La sensación de permanecer inmóvil y no avanzar la abrumó y le restó las pocas fuerzas que le quedaban. Trabajaban sin descanso, dirigían efectivos de un lado a otro y sentían que su labor era, de algún modo, eficiente. Pero los resultados eran imperceptibles y la investigación era demasiado técnica. Buscaban cabellos, fibras y otras huellas muy definidas. Se analizaba cada gota de un escupitajo y se manejaban informes incomprensibles de los expertos sobre estructuras de ADN y tipos de sangre. Evidentemente, era necesario, pero a años luz de ser suficiente. El individuo de los sábados no era normal.
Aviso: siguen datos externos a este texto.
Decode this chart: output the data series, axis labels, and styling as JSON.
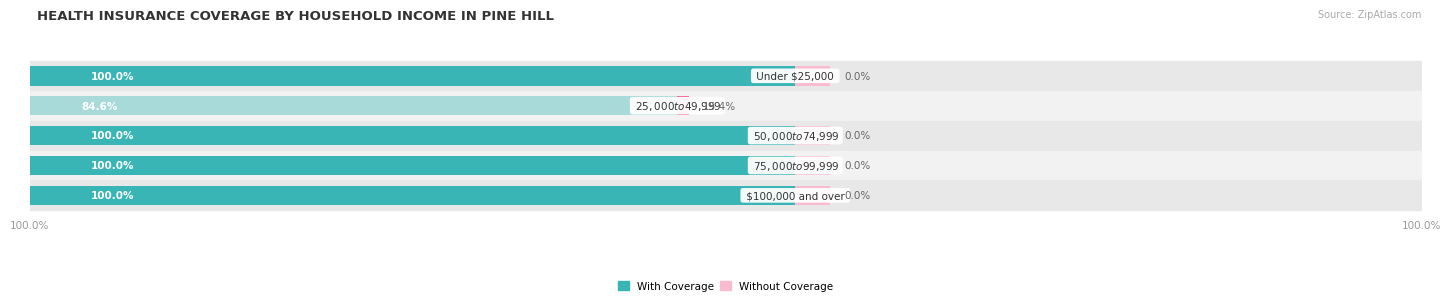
{
  "title": "HEALTH INSURANCE COVERAGE BY HOUSEHOLD INCOME IN PINE HILL",
  "source": "Source: ZipAtlas.com",
  "categories": [
    "Under $25,000",
    "$25,000 to $49,999",
    "$50,000 to $74,999",
    "$75,000 to $99,999",
    "$100,000 and over"
  ],
  "with_coverage": [
    100.0,
    84.6,
    100.0,
    100.0,
    100.0
  ],
  "without_coverage": [
    0.0,
    15.4,
    0.0,
    0.0,
    0.0
  ],
  "color_with": "#3ab5b5",
  "color_with_light": "#a8dada",
  "color_without": "#f06292",
  "color_without_light": "#f8bbd0",
  "title_fontsize": 9.5,
  "label_fontsize": 7.5,
  "tick_fontsize": 7.5,
  "legend_fontsize": 7.5,
  "source_fontsize": 7,
  "x_tick_labels": [
    "100.0%",
    "100.0%"
  ],
  "row_colors": [
    "#e8e8e8",
    "#f2f2f2"
  ],
  "bar_scale": 55.0,
  "pink_scale": 8.0
}
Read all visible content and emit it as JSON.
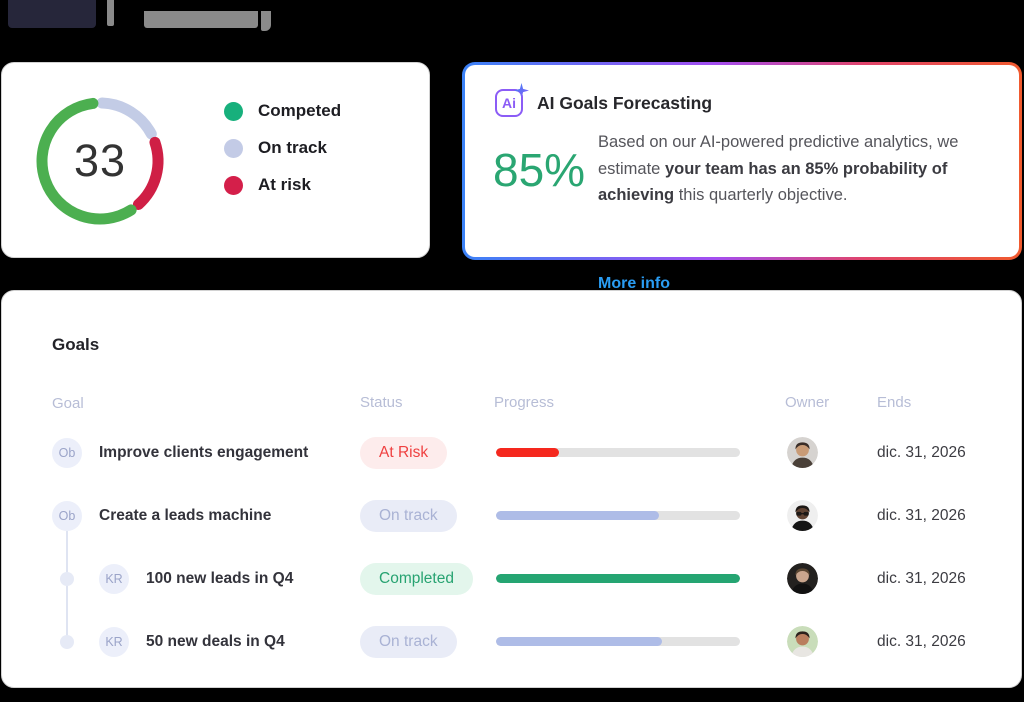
{
  "summary_card": {
    "value": "33",
    "legend": [
      {
        "label": "Competed",
        "color": "#17b07c"
      },
      {
        "label": "On track",
        "color": "#c3cbe6"
      },
      {
        "label": "At risk",
        "color": "#d41f4a"
      }
    ]
  },
  "chart_data": {
    "type": "pie",
    "subtype": "donut",
    "title": "",
    "center_value": "33",
    "legend_position": "right",
    "segments": [
      {
        "label": "On track",
        "value": 17,
        "color": "#c3cce6"
      },
      {
        "label": "At risk",
        "value": 19,
        "color": "#cf1f45"
      },
      {
        "label": "Competed",
        "value": 58,
        "color": "#4caf50"
      }
    ]
  },
  "ai_card": {
    "icon": "ai-sparkle-icon",
    "badge_text": "Ai",
    "title": "AI Goals Forecasting",
    "percent": "85%",
    "body_prefix": "Based on our AI-powered predictive analytics, we estimate ",
    "body_bold": "your team has an 85% probability of achieving",
    "body_suffix": " this quarterly objective.",
    "link_label": "More info",
    "accent_green": "#2aa672",
    "link_blue": "#2a9df4"
  },
  "goals_card": {
    "title": "Goals",
    "columns": [
      "Goal",
      "Status",
      "Progress",
      "Owner",
      "Ends"
    ],
    "rows": [
      {
        "badge": "Ob",
        "name": "Improve clients engagement",
        "status": "At Risk",
        "status_type": "at-risk",
        "progress": 26,
        "ends": "dic. 31, 2026",
        "indent": false,
        "avatar": {
          "bg": "#d6d3d0",
          "skin": "#c99b76",
          "hair": "#3b2e28",
          "shirt": "#4a4038",
          "glasses": false
        }
      },
      {
        "badge": "Ob",
        "name": "Create a leads machine",
        "status": "On track",
        "status_type": "on-track",
        "progress": 67,
        "ends": "dic. 31, 2026",
        "indent": false,
        "avatar": {
          "bg": "#efefef",
          "skin": "#5f4232",
          "hair": "#1c1714",
          "shirt": "#141414",
          "glasses": true
        }
      },
      {
        "badge": "KR",
        "name": "100 new leads in Q4",
        "status": "Completed",
        "status_type": "completed",
        "progress": 100,
        "ends": "dic. 31, 2026",
        "indent": true,
        "avatar": {
          "bg": "#23211f",
          "skin": "#c9a58d",
          "hair": "#5a4632",
          "shirt": "#111111",
          "glasses": false
        }
      },
      {
        "badge": "KR",
        "name": "50 new deals in Q4",
        "status": "On track",
        "status_type": "on-track",
        "progress": 68,
        "ends": "dic. 31, 2026",
        "indent": true,
        "avatar": {
          "bg": "#c9ddba",
          "skin": "#b97e5e",
          "hair": "#2b211c",
          "shirt": "#e8e6e2",
          "glasses": false
        }
      }
    ]
  }
}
Había, hasta cierto punto, sentido en las cosas que hacía, una especie de lógica absurda. Se ceñía a un día específico de la semana. Si era cierta la hipótesis de que otros tres cuerpos de extranjeras seguían enterrados en algún lugar allá fuera, eso significaba, además, que era listo. Por otro lado, había elegido ponerlos sobre la pista correcta al referirles la identidad de las víctimas a las que había eliminado.
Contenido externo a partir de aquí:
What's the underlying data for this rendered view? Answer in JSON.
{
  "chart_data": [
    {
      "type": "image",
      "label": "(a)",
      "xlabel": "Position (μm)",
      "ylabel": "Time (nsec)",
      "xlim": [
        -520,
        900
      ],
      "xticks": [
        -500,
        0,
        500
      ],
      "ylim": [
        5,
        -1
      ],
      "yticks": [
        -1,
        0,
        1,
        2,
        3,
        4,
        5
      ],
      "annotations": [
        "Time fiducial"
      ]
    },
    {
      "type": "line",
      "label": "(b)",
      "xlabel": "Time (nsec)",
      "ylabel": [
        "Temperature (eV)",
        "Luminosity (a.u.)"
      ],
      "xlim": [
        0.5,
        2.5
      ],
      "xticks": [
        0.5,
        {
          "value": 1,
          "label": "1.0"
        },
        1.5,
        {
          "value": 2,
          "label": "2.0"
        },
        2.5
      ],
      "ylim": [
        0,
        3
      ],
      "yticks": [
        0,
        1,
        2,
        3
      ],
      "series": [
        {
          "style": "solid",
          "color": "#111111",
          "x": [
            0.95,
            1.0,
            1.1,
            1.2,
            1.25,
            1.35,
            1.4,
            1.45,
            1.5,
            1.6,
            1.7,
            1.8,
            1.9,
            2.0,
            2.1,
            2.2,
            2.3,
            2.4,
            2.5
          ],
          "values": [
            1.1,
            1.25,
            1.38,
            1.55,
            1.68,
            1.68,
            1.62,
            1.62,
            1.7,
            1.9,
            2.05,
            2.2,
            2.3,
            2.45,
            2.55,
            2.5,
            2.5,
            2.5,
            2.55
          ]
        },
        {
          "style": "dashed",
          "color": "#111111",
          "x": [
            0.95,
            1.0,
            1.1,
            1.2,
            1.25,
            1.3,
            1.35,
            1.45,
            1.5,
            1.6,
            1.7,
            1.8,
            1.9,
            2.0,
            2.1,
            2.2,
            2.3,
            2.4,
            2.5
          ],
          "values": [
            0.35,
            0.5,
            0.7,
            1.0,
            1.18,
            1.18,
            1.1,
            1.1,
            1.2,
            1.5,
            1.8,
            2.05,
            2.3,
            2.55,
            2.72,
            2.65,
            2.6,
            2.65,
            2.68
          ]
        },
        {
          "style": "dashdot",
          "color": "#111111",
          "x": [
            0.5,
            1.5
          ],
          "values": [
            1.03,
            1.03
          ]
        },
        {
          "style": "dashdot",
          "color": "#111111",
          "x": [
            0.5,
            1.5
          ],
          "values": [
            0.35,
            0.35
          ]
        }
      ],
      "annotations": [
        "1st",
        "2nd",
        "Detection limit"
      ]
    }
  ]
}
Hanne respetaba el trabajo de los psicólogos, cosa que no hacían la mayoría de sus colegas. Es cierto que también defendía muchas cosas absurdas, pero, por lo general, solían atinar. Al fin y al cabo, era una ciencia probada, aunque no fuera muy exacta. Había tenido que pelear en varias ocasiones para conseguir el perfil psicológico de malhechores y criminales desconocidos y huidos de la justicia. Ya no lo necesitaba. Al echarse hacia atrás, apoyando la espalda contra la pared y comprobar que era casi de noche, se dio cuenta de que la cruda realidad de más allá de las fronteras, de Europa y del mundo, había alcanzado a la «Noruega criminal» hacía ya mucho tiempo. El problema es que no querían verlo, era demasiado aterrador. Hacía veinte años, los asesinos en serie eran privilegio de los Estados Unidos. En la última década, habían aparecido casos similares en Inglaterra.
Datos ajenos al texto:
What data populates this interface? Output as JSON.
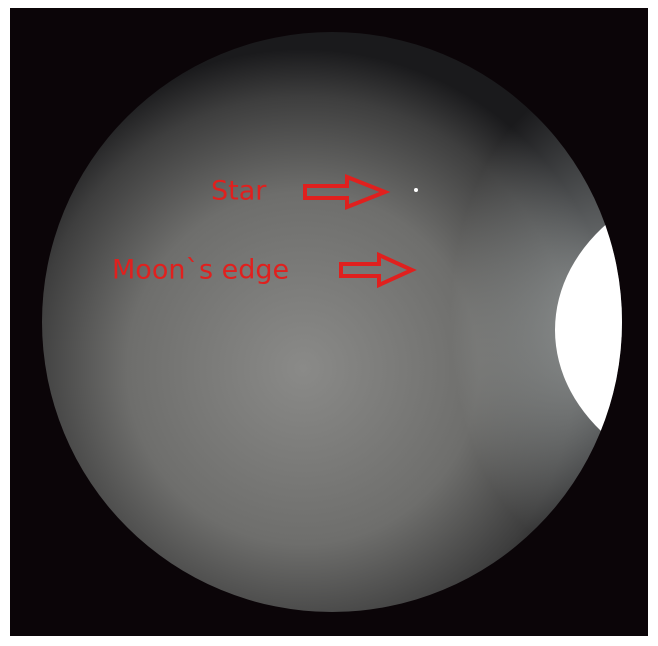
{
  "annotations": [
    {
      "label": "Star"
    },
    {
      "label": "Moon`s edge"
    }
  ]
}
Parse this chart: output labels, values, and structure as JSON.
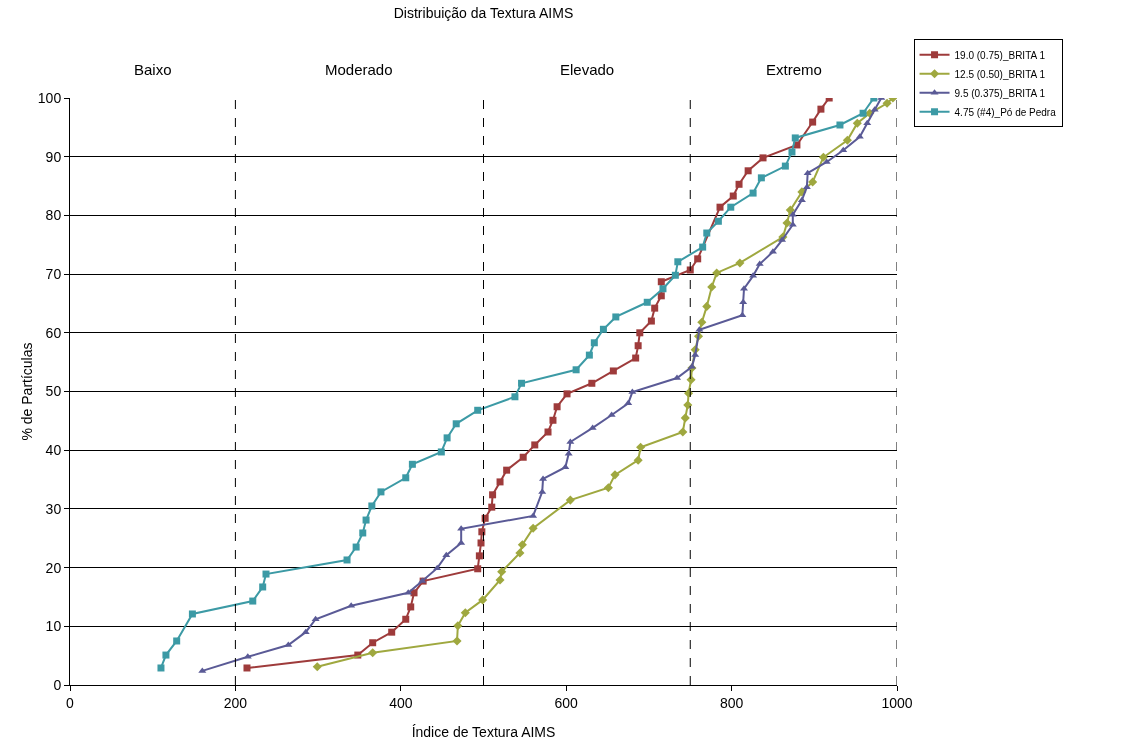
{
  "chart_data": {
    "type": "line",
    "title": "Distribuição da Textura AIMS",
    "xlabel": "Índice de Textura AIMS",
    "ylabel": "% de Partículas",
    "xlim": [
      0,
      1000
    ],
    "xticks": [
      0,
      200,
      400,
      600,
      800,
      1000
    ],
    "ylim": [
      0,
      100
    ],
    "yticks": [
      0,
      10,
      20,
      30,
      40,
      50,
      60,
      70,
      80,
      90,
      100
    ],
    "grid": "y",
    "legend": "top right",
    "line_style": "solid",
    "annotations": [
      "Baixo",
      "Moderado",
      "Elevado",
      "Extremo"
    ],
    "ref_lines": [
      {
        "axis": "x",
        "value": 200,
        "color": "#000000",
        "line_style": "dashed"
      },
      {
        "axis": "x",
        "value": 500,
        "color": "#000000",
        "line_style": "dashed"
      },
      {
        "axis": "x",
        "value": 750,
        "color": "#000000",
        "line_style": "dashed"
      },
      {
        "axis": "x",
        "value": 1000,
        "color": "#000000",
        "line_style": "dashed"
      }
    ],
    "series": [
      {
        "name": "19.0 (0.75)_BRITA 1",
        "color": "#9e3b3b",
        "marker": "square",
        "x": [
          214,
          348,
          366,
          389,
          406,
          412,
          416,
          427,
          493,
          495,
          497,
          498,
          502,
          510,
          511,
          520,
          528,
          548,
          562,
          578,
          584,
          589,
          601,
          631,
          657,
          684,
          687,
          689,
          703,
          707,
          715,
          715,
          750,
          759,
          786,
          802,
          809,
          820,
          838,
          879,
          898,
          908,
          918
        ],
        "values": [
          2.9,
          5.1,
          7.2,
          9.0,
          11.2,
          13.3,
          15.7,
          17.7,
          19.8,
          22.0,
          24.2,
          26.1,
          28.4,
          30.3,
          32.4,
          34.6,
          36.6,
          38.8,
          40.9,
          43.1,
          45.1,
          47.4,
          49.6,
          51.4,
          53.5,
          55.7,
          57.8,
          60.0,
          62.0,
          64.2,
          66.3,
          68.7,
          70.7,
          72.6,
          81.4,
          83.3,
          85.3,
          87.6,
          89.8,
          92.0,
          95.9,
          98.1,
          100
        ]
      },
      {
        "name": "12.5 (0.50)_BRITA 1",
        "color": "#9fa83f",
        "marker": "diamond",
        "x": [
          299,
          366,
          468,
          469,
          478,
          499,
          520,
          522,
          544,
          547,
          560,
          605,
          651,
          659,
          687,
          690,
          741,
          744,
          747,
          748,
          751,
          752,
          756,
          760,
          764,
          770,
          776,
          782,
          810,
          862,
          867,
          871,
          885,
          898,
          911,
          940,
          952,
          967,
          988,
          995
        ],
        "values": [
          3.1,
          5.5,
          7.5,
          10.1,
          12.3,
          14.5,
          17.9,
          19.3,
          22.5,
          23.9,
          26.7,
          31.5,
          33.6,
          35.8,
          38.3,
          40.5,
          43.1,
          45.5,
          47.7,
          49.7,
          52.0,
          54.0,
          57.1,
          59.4,
          61.8,
          64.5,
          67.8,
          70.2,
          71.9,
          76.3,
          78.7,
          80.9,
          84.0,
          85.7,
          89.9,
          92.8,
          95.7,
          97.4,
          99.1,
          100
        ]
      },
      {
        "name": "9.5 (0.375)_BRITA 1",
        "color": "#5a5a96",
        "marker": "triangle",
        "x": [
          160,
          215,
          264,
          285,
          297,
          340,
          409,
          426,
          444,
          455,
          473,
          473,
          560,
          571,
          572,
          599,
          603,
          605,
          632,
          655,
          675,
          680,
          734,
          752,
          756,
          761,
          813,
          814,
          815,
          826,
          834,
          850,
          861,
          874,
          874,
          885,
          891,
          892,
          915,
          935,
          955,
          964,
          973,
          981
        ],
        "values": [
          2.4,
          4.8,
          6.8,
          9.0,
          11.2,
          13.5,
          15.7,
          17.7,
          19.9,
          22.1,
          24.2,
          26.6,
          28.8,
          32.9,
          35.1,
          37.1,
          39.4,
          41.4,
          43.8,
          46.0,
          48.0,
          49.9,
          52.3,
          54.2,
          56.2,
          60.5,
          63.0,
          65.2,
          67.5,
          69.7,
          71.7,
          73.8,
          75.8,
          78.4,
          80.1,
          82.6,
          84.8,
          87.2,
          89.1,
          91.1,
          93.4,
          95.7,
          98.0,
          100
        ]
      },
      {
        "name": "4.75 (#4)_Pó de Pedra",
        "color": "#3c9aa5",
        "marker": "square",
        "x": [
          110,
          116,
          129,
          148,
          221,
          233,
          237,
          335,
          346,
          354,
          358,
          365,
          376,
          406,
          414,
          449,
          456,
          467,
          493,
          538,
          546,
          612,
          628,
          634,
          645,
          660,
          698,
          717,
          732,
          735,
          765,
          770,
          784,
          799,
          826,
          836,
          865,
          873,
          877,
          931,
          959,
          972
        ],
        "values": [
          2.9,
          5.1,
          7.5,
          12.1,
          14.3,
          16.7,
          18.9,
          21.3,
          23.5,
          25.9,
          28.1,
          30.5,
          32.9,
          35.3,
          37.6,
          39.7,
          42.1,
          44.5,
          46.8,
          49.1,
          51.4,
          53.7,
          56.2,
          58.3,
          60.6,
          62.7,
          65.2,
          67.5,
          69.8,
          72.1,
          74.6,
          77.0,
          79.0,
          81.4,
          83.8,
          86.4,
          88.4,
          90.8,
          93.2,
          95.4,
          97.4,
          100
        ]
      }
    ]
  }
}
Por su parte, no existían muchos asesinos en serie en la historia judicial noruega, y los pocos casos revelaban un pasado y una historia propia tristes y demenciales. Los compañeros de Halden acababan de destapar una de ellas. Homicidios casuales efectuados, supuestamente, por el mismo hombre a lo largo de mucho tiempo y sin más motivo aparente que la falta de dinero. Un par de años atrás, un joven mató a tres de sus compañeros, con los que compartía una colectividad en Slemdal, porque le habían reclamado las treinta mil coronas que les debía por el alquiler. Los peritos en psiquiatría forense concluyeron que aquel tipo no era, para nada, un desequilibrado.